Much of the development predates our modern adoption of LLMs, but the architecture is being reused. For example, Google, with partners, developed the Agent Payments Protocol (AP2). The goals specifically include providing a non-repudiable way for a merchant to be sure an agent’s request “accurately reflects the user’s true intent”.

Assuming the claims were signed outside of the LLM’s control, this provides the guarantees we need, but only for the specific case of agent mediated payments. We need these guarantees wherever an LLM claims to speak for another entity. It moves us from hearsay to first person testimony. The next version of extensible-mcp will add support for Verifiable Credentials, including the formats AP2 defines.

In a Verifiable Credentials based agentic architecture, valid credentials will be needed for calling tools. extensible-mcp can validate credentials on a tool call. However, external tools and internal security do not always see eye-to-eye. extensible-mcp can also update a tool’s parameters to require this additional level of authentication. Finally we can provide an out-of-band means for an LLM to request credentials from 3rd parties to be included in later tool calls.

We also argue for the signed material to be structured content with clear semantics. Anything can be signed, but in an environment where statements have real consequences, what is signed is important.

Consider the AP2 case. Before we arrive at a signable proposal, all we have are various agents conversing through A2A leaving a conversational trail. At the end of that we have a lot of textual exchanges with potentially ambiguous meaning. One agent requests information, another proposes some price point, they bargain, change conditions, all in natural language. At the end of this they may come to something resembling an agreement, but each concerned agent may interpret it differently. All that we have is ambiguity, backed up by a conversation of ambiguous statements by all parties.

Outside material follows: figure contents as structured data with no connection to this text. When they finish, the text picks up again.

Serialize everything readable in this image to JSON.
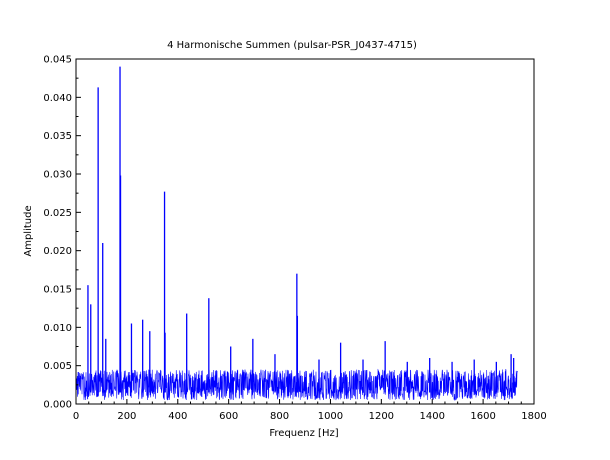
{
  "chart_data": {
    "type": "line",
    "title": "4 Harmonische Summen (pulsar-PSR_J0437-4715)",
    "xlabel": "Frequenz [Hz]",
    "ylabel": "Amplitude",
    "xlim": [
      0,
      1800
    ],
    "ylim": [
      0,
      0.045
    ],
    "x_ticks": [
      0,
      200,
      400,
      600,
      800,
      1000,
      1200,
      1400,
      1600,
      1800
    ],
    "x_tick_labels": [
      "0",
      "200",
      "400",
      "600",
      "800",
      "1000",
      "1200",
      "1400",
      "1600",
      "1800"
    ],
    "y_ticks": [
      0,
      0.005,
      0.01,
      0.015,
      0.02,
      0.025,
      0.03,
      0.035,
      0.04,
      0.045
    ],
    "y_tick_labels": [
      "0.000",
      "0.005",
      "0.010",
      "0.015",
      "0.020",
      "0.025",
      "0.030",
      "0.035",
      "0.040",
      "0.045"
    ],
    "grid": false,
    "line_color": "#0000ff",
    "series": [
      {
        "frequency_range": [
          0,
          1735
        ],
        "noise_floor_range": [
          0.0005,
          0.0045
        ],
        "peaks": [
          {
            "x": 47,
            "y": 0.0155
          },
          {
            "x": 58,
            "y": 0.013
          },
          {
            "x": 87,
            "y": 0.0413
          },
          {
            "x": 105,
            "y": 0.021
          },
          {
            "x": 117,
            "y": 0.0085
          },
          {
            "x": 173,
            "y": 0.044
          },
          {
            "x": 175,
            "y": 0.0298
          },
          {
            "x": 218,
            "y": 0.0105
          },
          {
            "x": 262,
            "y": 0.011
          },
          {
            "x": 290,
            "y": 0.0095
          },
          {
            "x": 348,
            "y": 0.0277
          },
          {
            "x": 350,
            "y": 0.0093
          },
          {
            "x": 435,
            "y": 0.0118
          },
          {
            "x": 522,
            "y": 0.0138
          },
          {
            "x": 608,
            "y": 0.0075
          },
          {
            "x": 695,
            "y": 0.0085
          },
          {
            "x": 782,
            "y": 0.0065
          },
          {
            "x": 868,
            "y": 0.017
          },
          {
            "x": 870,
            "y": 0.0115
          },
          {
            "x": 955,
            "y": 0.0058
          },
          {
            "x": 1040,
            "y": 0.008
          },
          {
            "x": 1128,
            "y": 0.0058
          },
          {
            "x": 1215,
            "y": 0.0082
          },
          {
            "x": 1302,
            "y": 0.0055
          },
          {
            "x": 1390,
            "y": 0.006
          },
          {
            "x": 1478,
            "y": 0.0055
          },
          {
            "x": 1565,
            "y": 0.0058
          },
          {
            "x": 1652,
            "y": 0.0055
          },
          {
            "x": 1710,
            "y": 0.0065
          },
          {
            "x": 1720,
            "y": 0.006
          }
        ]
      }
    ]
  }
}
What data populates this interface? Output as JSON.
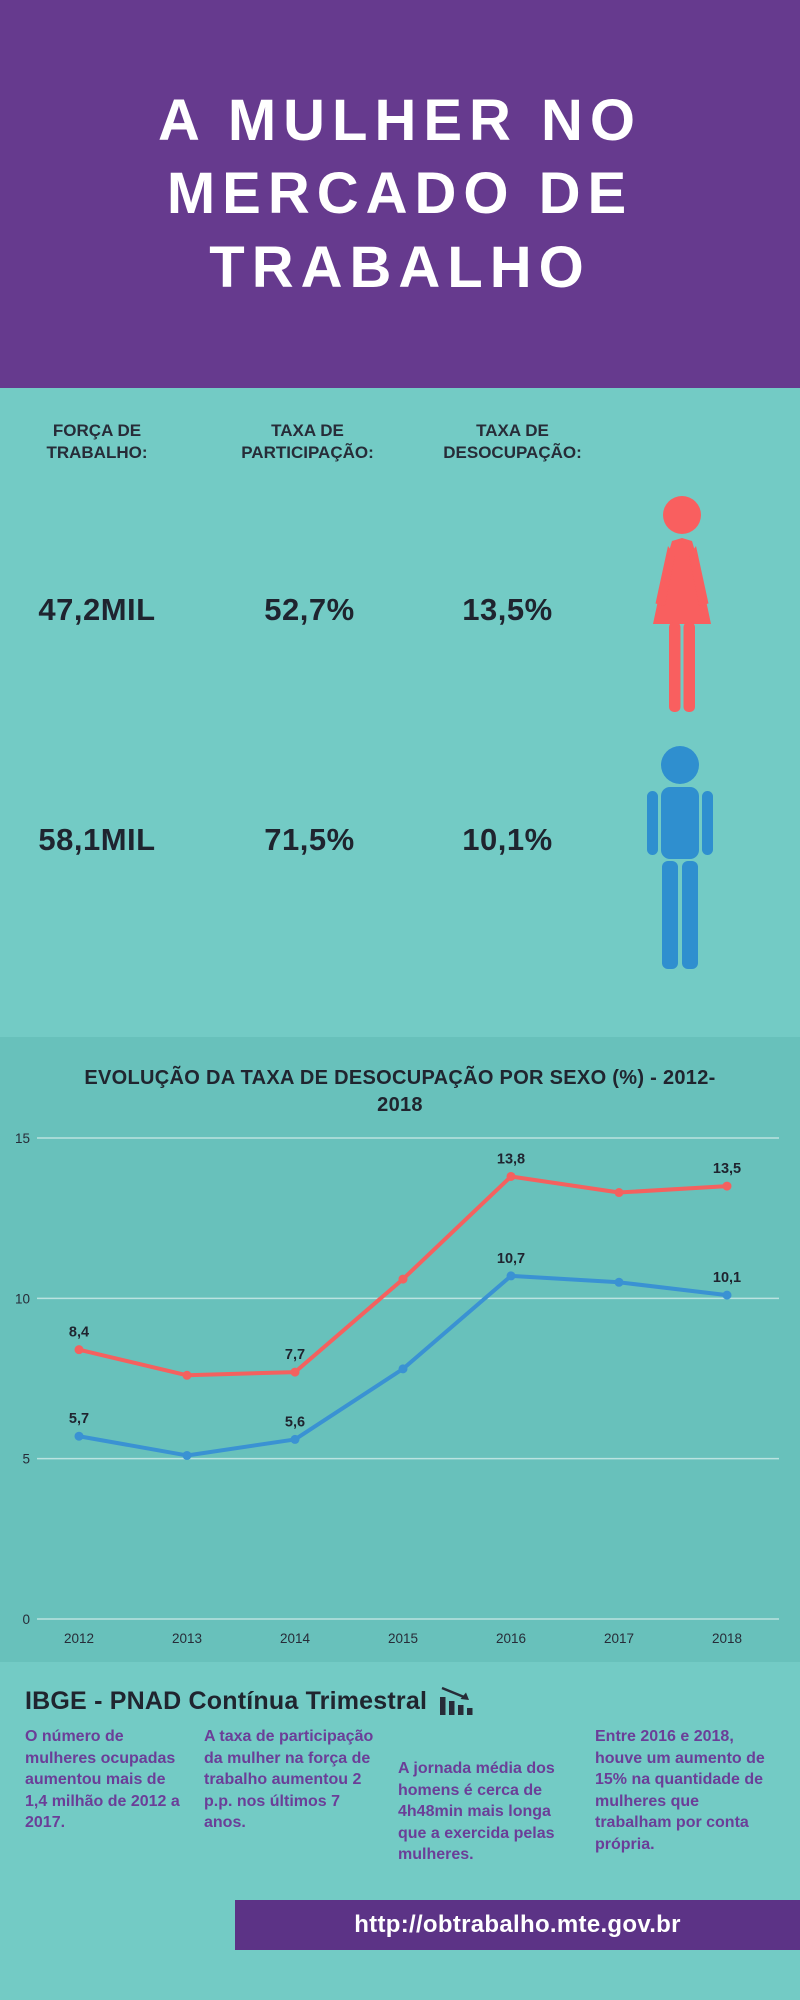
{
  "header": {
    "title_lines": [
      "A MULHER NO",
      "MERCADO DE",
      "TRABALHO"
    ]
  },
  "stats": {
    "columns": [
      {
        "label": "FORÇA DE TRABALHO:"
      },
      {
        "label": "TAXA DE PARTICIPAÇÃO:"
      },
      {
        "label": "TAXA DE DESOCUPAÇÃO:"
      }
    ],
    "rows": [
      {
        "group": "mulheres",
        "icon": "woman-icon",
        "color": "#f95f5f",
        "forca": "47,2MIL",
        "participacao": "52,7%",
        "desocupacao": "13,5%"
      },
      {
        "group": "homens",
        "icon": "man-icon",
        "color": "#2f8fcf",
        "forca": "58,1MIL",
        "participacao": "71,5%",
        "desocupacao": "10,1%"
      }
    ]
  },
  "chart_data": {
    "type": "line",
    "title": "EVOLUÇÃO DA TAXA DE DESOCUPAÇÃO POR SEXO (%) - 2012-2018",
    "categories": [
      "2012",
      "2013",
      "2014",
      "2015",
      "2016",
      "2017",
      "2018"
    ],
    "series": [
      {
        "name": "Mulheres",
        "color": "#f4615f",
        "values": [
          8.4,
          7.6,
          7.7,
          10.6,
          13.8,
          13.3,
          13.5
        ],
        "labels": [
          "8,4",
          "",
          "7,7",
          "",
          "13,8",
          "",
          "13,5"
        ]
      },
      {
        "name": "Homens",
        "color": "#3a92d3",
        "values": [
          5.7,
          5.1,
          5.6,
          7.8,
          10.7,
          10.5,
          10.1
        ],
        "labels": [
          "5,7",
          "",
          "5,6",
          "",
          "10,7",
          "",
          "10,1"
        ]
      }
    ],
    "xlabel": "",
    "ylabel": "",
    "ylim": [
      0,
      15
    ],
    "yticks": [
      0,
      5,
      10,
      15
    ],
    "grid": true,
    "legend": false
  },
  "source": {
    "heading": "IBGE - PNAD Contínua Trimestral",
    "icon": "declining-bar-chart-icon"
  },
  "facts": [
    "O número de mulheres ocupadas aumentou mais de 1,4 milhão de 2012 a 2017.",
    "A taxa de participação da mulher na força de trabalho aumentou 2 p.p. nos últimos 7 anos.",
    "A jornada média dos homens é cerca de 4h48min mais longa que a exercida pelas mulheres.",
    "Entre 2016 e 2018, houve um aumento de 15% na quantidade de mulheres que trabalham por conta própria."
  ],
  "footer": {
    "url": "http://obtrabalho.mte.gov.br"
  },
  "colors": {
    "purple": "#663a8e",
    "footer_purple": "#5c3386",
    "teal": "#73cbc5",
    "teal_dark": "#68c1bb",
    "red": "#f95f5f",
    "blue": "#2f8fcf",
    "text_dark": "#272c38",
    "fact_purple": "#6b3e98"
  }
}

But when this ambiguous text is rephrased as an agreement in the context of AP2, the ambiguities are squeezed out. Not just the LLMs, but the user, bank, and other concerned parties can read and understand the document. It is clear what has been agreed to.

Consider how this problem becomes multiplied as the parties to an agreement increase. Not only are there several LLMs involved, each potentially having their own interpretation, and not all necessarily honest, but then there are the human principals, as well as related entities such as banks, stores, manufacturers, etc.

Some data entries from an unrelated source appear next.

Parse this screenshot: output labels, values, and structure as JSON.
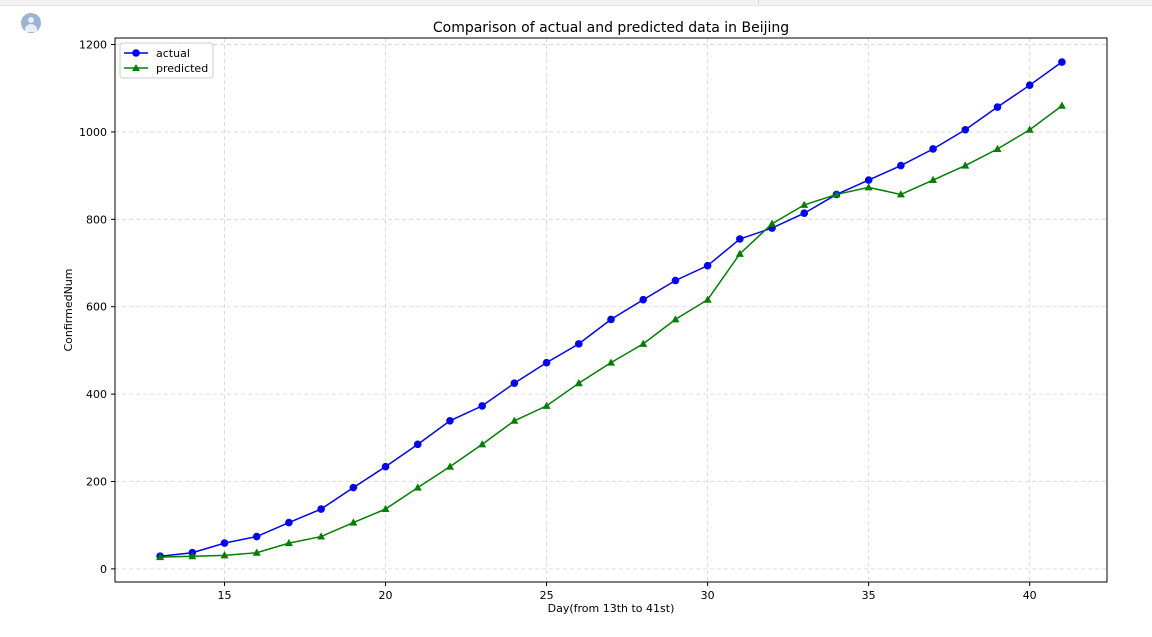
{
  "colors": {
    "actual": "#0000ff",
    "predicted": "#008000",
    "grid": "#d3d3d3",
    "axis": "#000000"
  },
  "icons": {
    "avatar": "user-avatar-icon"
  },
  "chart_data": {
    "type": "line",
    "title": "Comparison of actual and predicted data in Beijing",
    "xlabel": "Day(from 13th to 41st)",
    "ylabel": "ConfirmedNum",
    "xlim": [
      11.6,
      42.4
    ],
    "ylim": [
      -30,
      1215
    ],
    "xticks": [
      15,
      20,
      25,
      30,
      35,
      40
    ],
    "xtick_labels": [
      "15",
      "20",
      "25",
      "30",
      "35",
      "40"
    ],
    "yticks": [
      0,
      200,
      400,
      600,
      800,
      1000,
      1200
    ],
    "ytick_labels": [
      "0",
      "200",
      "400",
      "600",
      "800",
      "1000",
      "1200"
    ],
    "grid": true,
    "legend_position": "upper-left",
    "x": [
      13,
      14,
      15,
      16,
      17,
      18,
      19,
      20,
      21,
      22,
      23,
      24,
      25,
      26,
      27,
      28,
      29,
      30,
      31,
      32,
      33,
      34,
      35,
      36,
      37,
      38,
      39,
      40,
      41
    ],
    "series": [
      {
        "name": "actual",
        "marker": "circle",
        "color": "#0000ff",
        "values": [
          29,
          37,
          59,
          74,
          106,
          137,
          186,
          234,
          285,
          339,
          373,
          425,
          472,
          515,
          571,
          616,
          660,
          694,
          755,
          780,
          814,
          857,
          890,
          923,
          961,
          1005,
          1057,
          1107,
          1160
        ]
      },
      {
        "name": "predicted",
        "marker": "triangle",
        "color": "#008000",
        "values": [
          27,
          29,
          31,
          37,
          59,
          74,
          106,
          137,
          186,
          234,
          285,
          339,
          373,
          425,
          472,
          515,
          571,
          616,
          721,
          790,
          833,
          857,
          873,
          857,
          890,
          923,
          961,
          1005,
          1060
        ]
      }
    ]
  }
}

In a previous age, humans created contracts as a way to contain the ambiguity of human language and contract law as a way to clarify the semantics. Structured documents with agreed semantics will be needed to play this role in the agentic age. “I agree to delete this document” is simple - if I actually own the document, if its existence is not a legal requirement, and so on.

This fourth point raises the bar for the effort, but AP2 stands as an example in a fairly complex domain. Other domains will need to generate their own. (We’ve discussed our preferred approach to validating semantics in Policy as Code, Policy as Type.) Developing a usable syntax and semantics is not a trivial task, but the internet has proven itself capable of generating both ad hoc and de jure standards when necessary. The alternative is an endless array of LLM lawyers litigating at Internet speed.